Dans le nord de Madagascar, la valorisation des ressources agricoles locales s'impose progressivement comme un enjeu économique et social de premier plan. Parmi les initiatives engagées dans cette dynamique figure Fruits de Madagascar (FDM). Dernièrement, le Syndicat Malgache de l'Agriculture Biologique (Symabio) a mis en avant cette entreprise spécialisée dans la transformation responsable des fruits locaux.
Selon les explications fournies, l'ambition de la société Fruits de Madagascar dépasse le seul cadre productif : structurer une filière et contribuer au développement des communautés rurales. FDM est désormais une référence dans la surgélation valorisant des fruits non traités sous forme de morceaux, purées (et bien d’autres coupes ou préparation) grâce à son unité IQF et ses équipements froids. Ses produits sont préparés sur mesure pour ses partenaires à partir des fruits du pays. Implantée à Nosy Be depuis 2011, l’entreprise représente aujourd’hui la seule structure du nord du pays opérant la transformation des fruits à une échelle industrielle. Cette position lui confère un rôle particulier dans l’émergence d’une filière fruit locale organisée.
La Grande Ile bénéficie d’un potentiel fruitier important grâce à la diversité de ses climats et de ses terroirs. Mangues, ananas, litchis ou encore fruits tropicaux moins connus offrent des perspectives de valorisation significatives. Cependant, l’absence d’infrastructures adaptées et de débouchés organisés limite souvent les revenus des petits producteurs. En transformant ces fruits à l’échelle industrielle, FDM cherche à répondre à ce défi en créant un lien structuré entre production agricole et marchés. En centralisant, transformant et valorisant la production, elle contribue à stabiliser les débouchés pour de nombreux producteurs. Selon les données communiquées, des centaines de petits exploitants bénéficient d’un revenu complémentaire grâce à cette activité.
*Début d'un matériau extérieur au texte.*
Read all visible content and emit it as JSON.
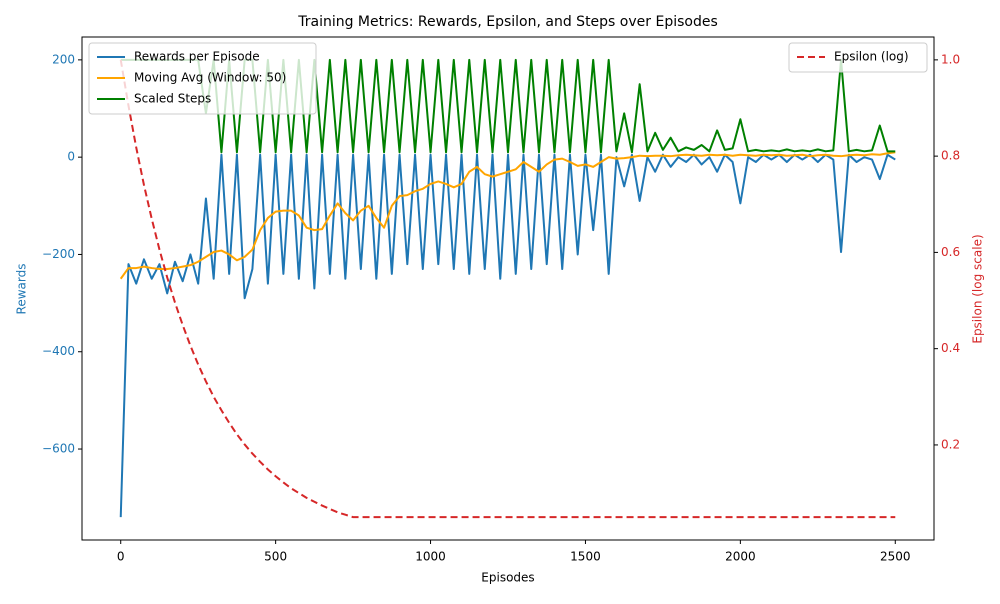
{
  "chart_data": {
    "type": "line",
    "title": "Training Metrics: Rewards, Epsilon, and Steps over Episodes",
    "xlabel": "Episodes",
    "ylabel": "Rewards",
    "y2label": "Epsilon (log scale)",
    "x": [
      0,
      25,
      50,
      75,
      100,
      125,
      150,
      175,
      200,
      225,
      250,
      275,
      300,
      325,
      350,
      375,
      400,
      425,
      450,
      475,
      500,
      525,
      550,
      575,
      600,
      625,
      650,
      675,
      700,
      725,
      750,
      775,
      800,
      825,
      850,
      875,
      900,
      925,
      950,
      975,
      1000,
      1025,
      1050,
      1075,
      1100,
      1125,
      1150,
      1175,
      1200,
      1225,
      1250,
      1275,
      1300,
      1325,
      1350,
      1375,
      1400,
      1425,
      1450,
      1475,
      1500,
      1525,
      1550,
      1575,
      1600,
      1625,
      1650,
      1675,
      1700,
      1725,
      1750,
      1775,
      1800,
      1825,
      1850,
      1875,
      1900,
      1925,
      1950,
      1975,
      2000,
      2025,
      2050,
      2075,
      2100,
      2125,
      2150,
      2175,
      2200,
      2225,
      2250,
      2275,
      2300,
      2325,
      2350,
      2375,
      2400,
      2425,
      2450,
      2475,
      2500
    ],
    "series": [
      {
        "name": "Rewards per Episode",
        "color": "#1f77b4",
        "axis": "y",
        "dash": false,
        "values": [
          -740,
          -220,
          -260,
          -210,
          -250,
          -220,
          -280,
          -215,
          -255,
          -200,
          -260,
          -85,
          -250,
          5,
          -240,
          5,
          -290,
          -230,
          5,
          -260,
          5,
          -240,
          5,
          -250,
          5,
          -270,
          5,
          -240,
          5,
          -250,
          5,
          -230,
          5,
          -250,
          5,
          -240,
          5,
          -220,
          5,
          -230,
          5,
          -220,
          5,
          -230,
          5,
          -240,
          5,
          -230,
          5,
          -250,
          5,
          -240,
          5,
          -230,
          5,
          -220,
          5,
          -230,
          5,
          -200,
          5,
          -150,
          5,
          -240,
          0,
          -60,
          5,
          -90,
          0,
          -30,
          5,
          -20,
          0,
          -10,
          5,
          -15,
          0,
          -30,
          5,
          -10,
          -95,
          0,
          -10,
          5,
          -5,
          5,
          -10,
          5,
          -5,
          5,
          -10,
          5,
          -5,
          -195,
          5,
          -10,
          0,
          -5,
          -45,
          5,
          -5
        ]
      },
      {
        "name": "Moving Avg (Window: 50)",
        "color": "#ffa500",
        "axis": "y",
        "dash": false,
        "values": [
          -250,
          -228,
          -228,
          -225,
          -228,
          -230,
          -230,
          -228,
          -225,
          -222,
          -215,
          -205,
          -195,
          -192,
          -200,
          -212,
          -205,
          -190,
          -150,
          -125,
          -112,
          -110,
          -110,
          -120,
          -145,
          -150,
          -148,
          -120,
          -95,
          -115,
          -130,
          -110,
          -100,
          -125,
          -145,
          -100,
          -80,
          -78,
          -70,
          -65,
          -55,
          -50,
          -55,
          -62,
          -55,
          -30,
          -20,
          -35,
          -40,
          -35,
          -30,
          -25,
          -10,
          -20,
          -30,
          -15,
          -5,
          -3,
          -10,
          -18,
          -15,
          -20,
          -10,
          0,
          -3,
          -2,
          0,
          3,
          2,
          3,
          3,
          2,
          4,
          5,
          4,
          3,
          5,
          4,
          5,
          3,
          5,
          4,
          3,
          5,
          4,
          5,
          3,
          4,
          5,
          2,
          4,
          5,
          3,
          2,
          4,
          5,
          4,
          6,
          5,
          8,
          10
        ]
      },
      {
        "name": "Scaled Steps",
        "color": "#008000",
        "axis": "y",
        "dash": false,
        "values": [
          200,
          200,
          200,
          200,
          200,
          200,
          200,
          200,
          200,
          200,
          200,
          90,
          200,
          10,
          200,
          10,
          200,
          200,
          10,
          200,
          10,
          200,
          10,
          200,
          10,
          200,
          10,
          200,
          10,
          200,
          10,
          200,
          10,
          200,
          10,
          200,
          10,
          200,
          10,
          200,
          10,
          200,
          10,
          200,
          10,
          200,
          10,
          200,
          10,
          200,
          10,
          200,
          10,
          200,
          10,
          200,
          10,
          200,
          10,
          200,
          10,
          200,
          10,
          200,
          12,
          90,
          10,
          150,
          12,
          50,
          15,
          40,
          12,
          20,
          15,
          25,
          12,
          55,
          15,
          18,
          78,
          12,
          15,
          12,
          14,
          12,
          16,
          12,
          14,
          12,
          16,
          12,
          14,
          200,
          12,
          15,
          12,
          14,
          65,
          12,
          12
        ]
      },
      {
        "name": "Epsilon (log)",
        "color": "#d62728",
        "axis": "y2",
        "dash": true,
        "values": [
          1.0,
          0.905,
          0.818,
          0.74,
          0.67,
          0.606,
          0.548,
          0.496,
          0.449,
          0.406,
          0.367,
          0.332,
          0.3,
          0.272,
          0.246,
          0.222,
          0.201,
          0.182,
          0.165,
          0.149,
          0.135,
          0.122,
          0.11,
          0.1,
          0.09,
          0.082,
          0.074,
          0.067,
          0.06,
          0.055,
          0.05,
          0.05,
          0.05,
          0.05,
          0.05,
          0.05,
          0.05,
          0.05,
          0.05,
          0.05,
          0.05,
          0.05,
          0.05,
          0.05,
          0.05,
          0.05,
          0.05,
          0.05,
          0.05,
          0.05,
          0.05,
          0.05,
          0.05,
          0.05,
          0.05,
          0.05,
          0.05,
          0.05,
          0.05,
          0.05,
          0.05,
          0.05,
          0.05,
          0.05,
          0.05,
          0.05,
          0.05,
          0.05,
          0.05,
          0.05,
          0.05,
          0.05,
          0.05,
          0.05,
          0.05,
          0.05,
          0.05,
          0.05,
          0.05,
          0.05,
          0.05,
          0.05,
          0.05,
          0.05,
          0.05,
          0.05,
          0.05,
          0.05,
          0.05,
          0.05,
          0.05,
          0.05,
          0.05,
          0.05,
          0.05,
          0.05,
          0.05,
          0.05,
          0.05,
          0.05,
          0.05
        ]
      }
    ],
    "xlim": [
      -125,
      2625
    ],
    "xticks": [
      0,
      500,
      1000,
      1500,
      2000,
      2500
    ],
    "ylim": [
      -787,
      247
    ],
    "yticks": [
      {
        "value": -600,
        "label": "−600"
      },
      {
        "value": -400,
        "label": "−400"
      },
      {
        "value": -200,
        "label": "−200"
      },
      0,
      200
    ],
    "y2lim": [
      0.0025,
      1.0475
    ],
    "y2ticks": [
      0.2,
      0.4,
      0.6,
      0.8,
      {
        "value": 1,
        "label": "1.0"
      }
    ],
    "legend": "upper left",
    "legend2": "upper right",
    "grid": false
  }
}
Pour ces ménages ruraux, ces revenus supplémentaires peuvent favoriser la scolarisation des enfants, l’amélioration de l’habitat ou encore l’accès à des solutions énergétiques alternatives comme l’énergie solaire. L’impact économique se double ainsi d’effets sociaux, bien que leur ampleur puisse varier selon les contextes locaux et les volumes commercialisés. Sur le plan de l’emploi, FDM génère plus de 300 postes à Nosy Be, dont environ 60 % sont occupés par des femmes. Dans une région où les opportunités formelles peuvent être limitées, cette proportion souligne une participation féminine significative à l’activité économique locale. L’emploi salarié dans une structure organisée peut également favoriser l’accès à des compétences techniques et à une certaine stabilité professionnelle.
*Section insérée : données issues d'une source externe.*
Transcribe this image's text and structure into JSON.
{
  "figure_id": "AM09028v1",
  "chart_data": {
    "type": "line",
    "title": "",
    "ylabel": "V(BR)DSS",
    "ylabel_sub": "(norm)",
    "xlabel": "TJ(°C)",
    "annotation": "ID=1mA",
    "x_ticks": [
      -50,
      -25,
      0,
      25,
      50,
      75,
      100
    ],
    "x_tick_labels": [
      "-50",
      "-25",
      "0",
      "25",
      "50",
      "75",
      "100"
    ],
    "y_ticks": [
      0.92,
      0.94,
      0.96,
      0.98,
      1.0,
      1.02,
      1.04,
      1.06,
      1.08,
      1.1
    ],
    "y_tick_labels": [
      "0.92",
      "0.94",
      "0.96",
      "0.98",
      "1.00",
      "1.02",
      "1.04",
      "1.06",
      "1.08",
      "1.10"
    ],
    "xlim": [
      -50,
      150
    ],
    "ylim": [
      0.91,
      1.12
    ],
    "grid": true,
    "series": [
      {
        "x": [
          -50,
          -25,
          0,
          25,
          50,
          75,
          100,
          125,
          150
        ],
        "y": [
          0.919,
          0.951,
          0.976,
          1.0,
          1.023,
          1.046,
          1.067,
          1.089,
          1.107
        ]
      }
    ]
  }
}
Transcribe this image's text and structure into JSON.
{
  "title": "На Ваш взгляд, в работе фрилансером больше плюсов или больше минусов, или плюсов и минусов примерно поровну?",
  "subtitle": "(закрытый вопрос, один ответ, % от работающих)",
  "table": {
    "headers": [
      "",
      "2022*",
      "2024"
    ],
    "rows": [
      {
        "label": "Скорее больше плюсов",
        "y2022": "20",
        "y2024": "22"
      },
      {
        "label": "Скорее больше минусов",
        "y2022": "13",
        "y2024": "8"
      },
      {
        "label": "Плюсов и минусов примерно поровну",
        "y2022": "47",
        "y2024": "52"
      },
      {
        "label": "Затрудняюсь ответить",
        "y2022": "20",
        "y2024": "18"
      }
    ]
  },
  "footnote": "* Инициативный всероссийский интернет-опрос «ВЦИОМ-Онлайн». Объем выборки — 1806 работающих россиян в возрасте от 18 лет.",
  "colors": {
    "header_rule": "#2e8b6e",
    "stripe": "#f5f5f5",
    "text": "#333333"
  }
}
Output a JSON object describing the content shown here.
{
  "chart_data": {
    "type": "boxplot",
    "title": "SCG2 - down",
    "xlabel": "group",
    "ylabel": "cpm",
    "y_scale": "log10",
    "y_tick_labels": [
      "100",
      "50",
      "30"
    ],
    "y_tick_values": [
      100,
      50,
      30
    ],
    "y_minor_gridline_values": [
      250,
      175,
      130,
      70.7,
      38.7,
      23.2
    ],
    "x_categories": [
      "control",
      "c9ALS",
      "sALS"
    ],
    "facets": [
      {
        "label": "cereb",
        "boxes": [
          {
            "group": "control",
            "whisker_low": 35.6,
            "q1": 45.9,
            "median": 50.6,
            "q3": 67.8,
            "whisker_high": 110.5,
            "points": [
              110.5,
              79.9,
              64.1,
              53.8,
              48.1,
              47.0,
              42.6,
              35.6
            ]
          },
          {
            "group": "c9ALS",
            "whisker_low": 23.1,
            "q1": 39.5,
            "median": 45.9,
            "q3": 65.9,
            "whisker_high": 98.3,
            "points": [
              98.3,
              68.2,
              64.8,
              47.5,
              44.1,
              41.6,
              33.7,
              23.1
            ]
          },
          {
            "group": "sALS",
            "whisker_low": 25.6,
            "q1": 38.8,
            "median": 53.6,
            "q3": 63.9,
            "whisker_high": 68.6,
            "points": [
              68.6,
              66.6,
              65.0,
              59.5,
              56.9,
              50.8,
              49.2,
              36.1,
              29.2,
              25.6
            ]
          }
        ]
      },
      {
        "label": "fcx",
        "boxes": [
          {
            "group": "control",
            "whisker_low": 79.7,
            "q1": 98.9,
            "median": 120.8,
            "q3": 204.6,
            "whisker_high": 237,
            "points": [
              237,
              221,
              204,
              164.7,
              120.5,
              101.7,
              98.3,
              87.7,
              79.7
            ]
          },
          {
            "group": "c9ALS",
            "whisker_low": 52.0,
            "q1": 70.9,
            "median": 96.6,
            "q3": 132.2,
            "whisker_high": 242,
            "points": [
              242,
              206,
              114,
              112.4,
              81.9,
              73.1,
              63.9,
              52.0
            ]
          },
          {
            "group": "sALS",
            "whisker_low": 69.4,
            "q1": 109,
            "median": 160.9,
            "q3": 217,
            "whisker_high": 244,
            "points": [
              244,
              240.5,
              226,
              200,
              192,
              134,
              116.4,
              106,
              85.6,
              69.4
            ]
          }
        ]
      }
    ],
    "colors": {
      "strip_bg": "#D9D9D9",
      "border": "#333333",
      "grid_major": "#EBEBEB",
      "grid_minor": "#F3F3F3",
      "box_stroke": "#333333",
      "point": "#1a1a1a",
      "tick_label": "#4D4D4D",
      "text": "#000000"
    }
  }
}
L’entreprise bénéficie par ailleurs de l’accompagnement de Symabio, réseau engagé dans le développement du secteur biologique à Madagascar. Cet appui s’est traduit par la participation à des foires internationales, des formations ciblées et un soutien stratégique et réglementaire. Ce type d’accompagnement vise à renforcer la compétitivité, la conformité aux normes et l’accès aux marchés extérieurs, éléments essentiels pour une entreprise agroalimentaire évoluant dans un environnement international exigeant. Au-delà de ses résultats économiques, l’expérience de FDM illustre les enjeux liés à la structuration des chaînes de valeur agricoles dans les pays à fort potentiel mais à infrastructures limitées.
Dans ce contexte, la transformation locale permet de capter davantage de valeur ajoutée sur le territoire, tout en réduisant la dépendance à l’exportation de matières premières brutes. Si le potentiel fruitier de Madagascar reste encore largement sous-exploité, des initiatives comme celle des Fruits de Madagascar témoignent des possibilités offertes par une organisation plus intégrée de la production et de la transformation. Entre développement économique, création d’emplois et structuration de filière, l’entreprise s’inscrit dans une dynamique qui cherche à conjuguer performance industrielle et impact territorial.